Joe Taylor

Strategic Communications. Storytelling. Design.

Projected Space of the Mind

—For the shadow puppets of Java, 2012

In response to my claim—that black
and white on written page was the oldest

miracle besides speech—the girl more versed
than I on the subject said to me:

Ink is fine (as is paper) but I’ve watched
steady hands of wavering masters cast their

visions on long walls with nothing but the small light
and the shadows that mingled in the creeping

perimeters of primal encampments, long
before we had need of the tallies and figures

from which your art derives. But please, try: arching
back and crooked claw, limbs joined by pins—

and try to write a feline silhouette, (she bent
her fingers and flared her teeth) rising up

as if from the clipped leaves and thick air
of swaying jungle trees, peering eyes and your body

flattened, the pressure on your chest. And maybe he’s a house cat,
his name is Oliver and he has a sensitive stomach

and several food allergies, but make him
the jungle cat with angled light. Make him

the curving wire, bending up like aorta
and phantom spine from paper cut-out.

And further more, she said (as if to end
a whole series of long standing arguments)

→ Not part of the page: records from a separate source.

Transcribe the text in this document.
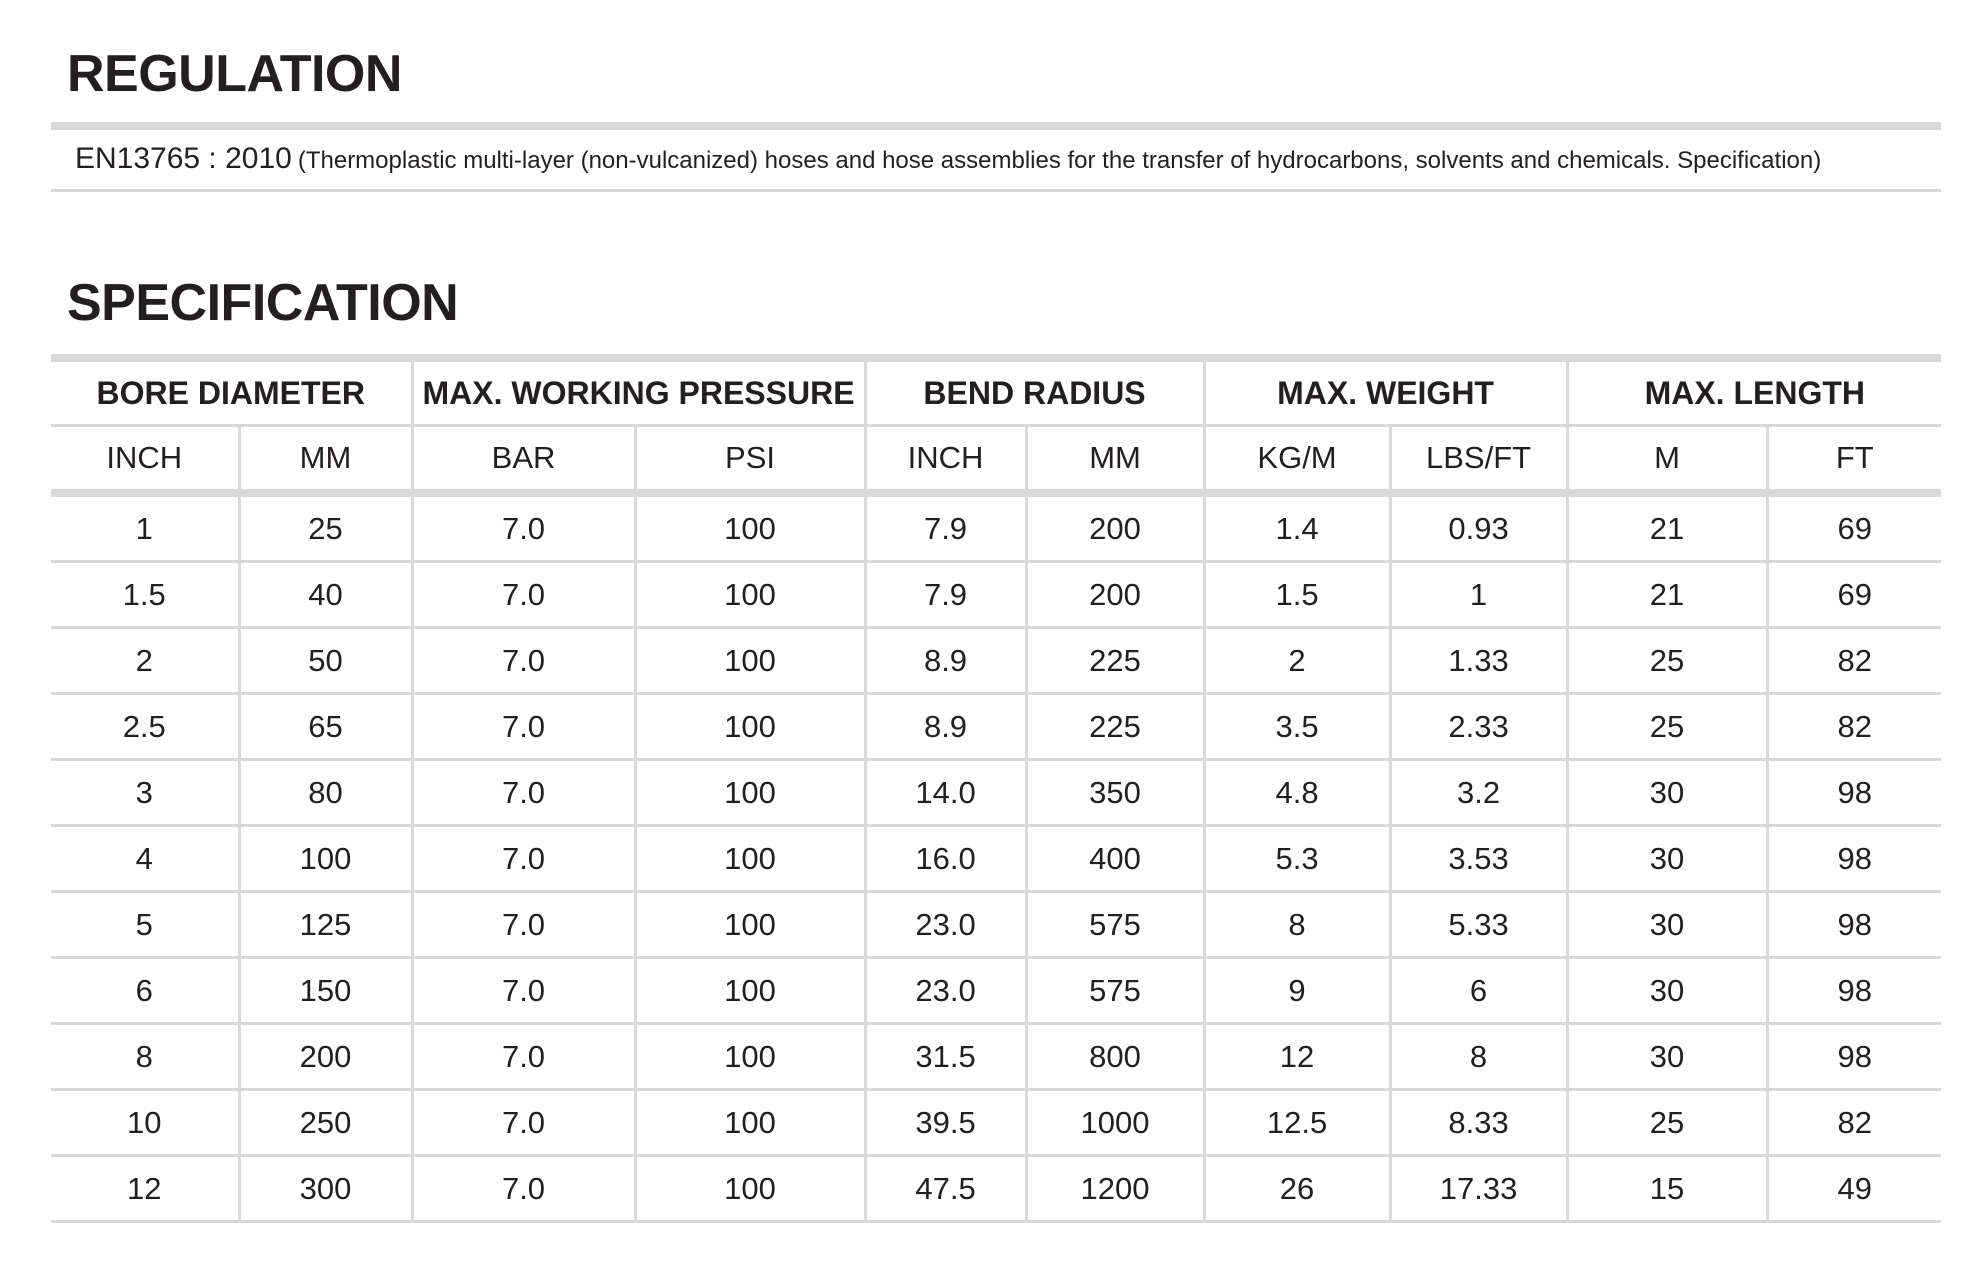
REGULATION
EN13765 : 2010 (Thermoplastic multi-layer (non-vulcanized) hoses and hose assemblies for the transfer of hydrocarbons, solvents and chemicals. Specification)
SPECIFICATION
BORE DIAMETER		MAX. WORKING PRESSURE		BEND RADIUS		MAX. WEIGHT		MAX. LENGTH	
INCH	MM	BAR	PSI	INCH	MM	KG/M	LBS/FT	M	FT
1	25	7.0	100	7.9	200	1.4	0.93	21	69
1.5	40	7.0	100	7.9	200	1.5	1	21	69
2	50	7.0	100	8.9	225	2	1.33	25	82
2.5	65	7.0	100	8.9	225	3.5	2.33	25	82
3	80	7.0	100	14.0	350	4.8	3.2	30	98
4	100	7.0	100	16.0	400	5.3	3.53	30	98
5	125	7.0	100	23.0	575	8	5.33	30	98
6	150	7.0	100	23.0	575	9	6	30	98
8	200	7.0	100	31.5	800	12	8	30	98
10	250	7.0	100	39.5	1000	12.5	8.33	25	82
12	300	7.0	100	47.5	1200	26	17.33	15	49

the Noble Truth is merely a manifestation
of this particular arrangement. If only

Plato could peek through the Hubble
to know how darkness consumes, that

Napoleon and Sukarno and Obama
and yes, even Lumiére with his projector

scarcely blink in the flicker of their world
before returning again to shadow.

Then she finished, and what was I?

Reduced, it’s impossible. Dancing shadow
candlelight flicker across my desk onto

the wall. There is the miracle, crumpled paper
like burning moth wings?

No, again and again. Like a fisherman
reaching and bringing up more than fish,

too deep and you risk everything. Rippling
water down my windowsill, and the miracle.